The second one landed right alongside the first and the
white-hot poker was pressing deeper and deeper into the skin.
Swish!...Crack!
The third
stroke was where the pain always reached its peak. It could go no further. There was no way it could get worse. Any more strokes after that simply prolonged
the agony. You tried not to cry
out. Sometimes you couldn't help
it. But whether you were able to remain
silent or not, it was impossible to stop the tears. They poured down your cheeks in streams and
dripped onto the carpet.
The
important thing was never to flinch upward or straighten up when you were
hit. If you did that, you got an extra
one.
Slowly,
deliberately, taking plenty of time, the headmaster delivered three more
strokes, making six in all.
"You
may go." The voice came from a
cavern miles away, and you straightened up slowly, agonizingly, and grabbed
hold of your burning buttocks with both hands and held them as tight as you
could and hopped out of the room on the very tips of your toes.
That cruel
cane ruled our lives. We were caned for
talking in the dormitory after lights out, for talking in class, for bad work,
for carving our initials on the desk, for climbing over walls, for slovenly
appearance, for flicking paper clips, for forgetting to change into house-shoes
in the evenings, for not hanging up our games clothes, and above all for giving
the slightest offense to any master.
(They weren't called teachers in those days.) In other words, we were caned for doing
everything that it was natural for small boys to do.
So we
watched our words. And we watched our
steps. My goodness, how we watched our
steps. We became incredibly alert. Wherever we went, we walked carefully, with
ears pricked for danger, like wild animals stepping softly through the woods.

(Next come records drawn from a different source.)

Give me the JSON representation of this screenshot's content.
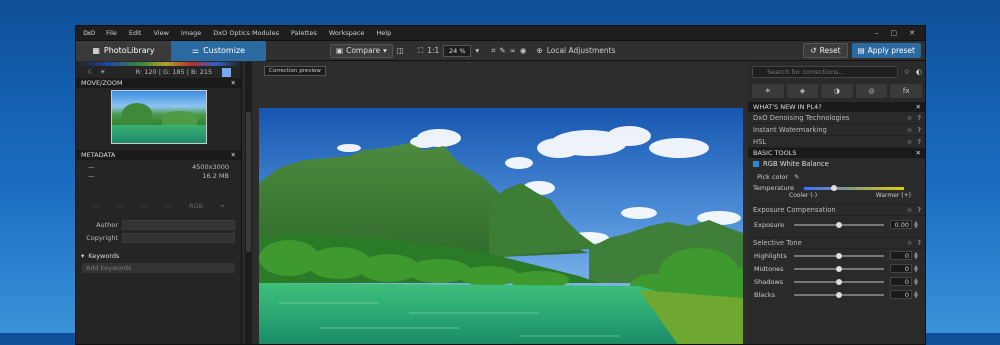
{
  "menubar": {
    "logo": "DxO",
    "items": [
      "File",
      "Edit",
      "View",
      "Image",
      "DxO Optics Modules",
      "Palettes",
      "Workspace",
      "Help"
    ],
    "window_controls": [
      "–",
      "▢",
      "✕"
    ]
  },
  "toolbar": {
    "photolibrary": "PhotoLibrary",
    "customize": "Customize",
    "compare": "Compare",
    "ratio": "1:1",
    "zoom": "24 %",
    "local_adjustments": "Local Adjustments",
    "reset": "Reset",
    "apply_preset": "Apply preset"
  },
  "left_panel": {
    "rgb_readout": "R: 120 | G: 185 | B: 215",
    "swatch_color": "#78aaf0",
    "move_zoom_title": "MOVE/ZOOM",
    "metadata_title": "METADATA",
    "metadata_rows": [
      {
        "key": "—",
        "value": "4500x3000"
      },
      {
        "key": "—",
        "value": "16.2 MB"
      }
    ],
    "exif_cells": [
      "—",
      "—",
      "—",
      "—",
      "RGB",
      "⌖"
    ],
    "author_label": "Author",
    "copyright_label": "Copyright",
    "keywords_title": "Keywords",
    "keywords_placeholder": "Add keywords"
  },
  "viewer": {
    "tooltip": "Correction preview"
  },
  "right_panel": {
    "search_placeholder": "Search for corrections...",
    "tab_icons": [
      "☀",
      "◈",
      "◑",
      "◎",
      "fx"
    ],
    "whats_new_title": "WHAT'S NEW IN PL4?",
    "whats_new_items": [
      "DxO Denoising Technologies",
      "Instant Watermarking",
      "HSL"
    ],
    "basic_tools_title": "BASIC TOOLS",
    "white_balance": {
      "title": "RGB White Balance",
      "pick_color": "Pick color",
      "temperature_label": "Temperature",
      "cooler": "Cooler (-)",
      "warmer": "Warmer (+)",
      "temperature_position": 0.3
    },
    "exposure": {
      "section": "Exposure Compensation",
      "label": "Exposure",
      "value": "0.00",
      "position": 0.5
    },
    "selective_tone": {
      "section": "Selective Tone",
      "rows": [
        {
          "label": "Highlights",
          "value": "0",
          "position": 0.5
        },
        {
          "label": "Midtones",
          "value": "0",
          "position": 0.5
        },
        {
          "label": "Shadows",
          "value": "0",
          "position": 0.5
        },
        {
          "label": "Blacks",
          "value": "0",
          "position": 0.5
        }
      ]
    }
  }
}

I have to be honest; this account almost makes me wish I'd had this experience as a child, although, as now, it would be more powerful and intimate for me were the disciplinarian to be a woman.
I can finally put the book away now.
*Note: I've now tried 5 times to remove the spaces between paragraphs during the second part of the story, but blogspot just won't do it. It sucks when computers actually are stupid!